Bangalore - Good "South-East Asian" Options at the Republic of Noodles
It's hard - very hard, in fact - to get authentic-tasting South-East Asian cooking in India, with the exception, perhaps, of Thai food.
Surprisingly, the Republic of Noodles - the Lemontree hotel chain's brand for their hip eateries serving pseudo-Thai/Vietnamese/Burmese/Singaporean/Malaysian food - served up some really fine-tasting, if not exactly authentic SE-Asian fare.
Some options I tried earlier this month when I paid a visit to its Bangalore outlet:
- Steamed meat dumplings. Similar to Chinese wantons or "sui-kow", I think the ones here were a derivation of Bhutanese/Nepali steamed "momo" dumplings, which were very tasty nonetheless. The mince meat flling seemed to be a mix of pork, chicken & lamb.
- Northern Thai "mee krob' - again, a better-than-expected version here: tasty, spicy and with the requisite lemongrass-galangal-lime flavors in the spicy sauce.
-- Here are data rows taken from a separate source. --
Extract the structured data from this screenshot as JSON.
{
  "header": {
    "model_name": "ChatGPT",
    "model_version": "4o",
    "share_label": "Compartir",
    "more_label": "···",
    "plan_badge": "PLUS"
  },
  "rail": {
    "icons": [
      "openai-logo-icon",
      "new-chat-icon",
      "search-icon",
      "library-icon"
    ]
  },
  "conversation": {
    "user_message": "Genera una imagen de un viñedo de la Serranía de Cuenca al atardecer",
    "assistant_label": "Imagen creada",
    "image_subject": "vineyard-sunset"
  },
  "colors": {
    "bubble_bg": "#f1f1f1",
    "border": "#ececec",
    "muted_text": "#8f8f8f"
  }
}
The noodles used were Indian "Hakka" noodles, which had a lovely texture.
- Thai fried rice with pork - tasty, though it didn't have that "wok-hei" aroma - but, hey, this is Bangalore, not Guangzhou;
- Thai-style stir-fried prawns with chillies and basil. I didn't quite like this dish as it was quite Indian-ized, where local Ludhianvi-Chinese stir-fries were all given that cornflour-starch sticky gravy, packed with crushed pepper. But the prawns were large & fresh - a definite plus;
- The Burmese noodles, ordered by one of my colleagues, were tasty - but seemed almost a spin-off of the more successful "mee krob", and didn't look or taste like any Burmese noodle dish I'd tried before. It's very tasty nonetheless.
Overall, definitely worth a visit if you're in Electronics City and yearned for something "exotic".
Republic of Noodles
Lemon Tree Hotel
55A, Hosur Main Road
Electronics City, Phase I
It's really difficult - as in "impossible"! Reason's pretty simple - India has a siginificant upper-middle-class who often eat out or entertain quite a bit, and they tend to have pretty "local" tastes, i.e. they expect their "French", "Italian" or "Chinese" food to taste a certain way. Case in point: just look at the restaurants in ex-French colony, Pondicherry (these days called Puducherry), where their brand of "French" cuisine has Indian influences.
Wasabi by Miromoto - oh Gawd. I know Hindustani Times' editor and food writer, Vir Sangvhi, had said that it's the best Japanese restaurant on the Indian sub-continent in his opinion, but it's not even as good as Japanese restaurant chains in Singapore like Tonkichi or even Sushi-Tei. The "dashimaki tamago" wasn't even fried and layered, but seemed baked in an oven into a block of egg.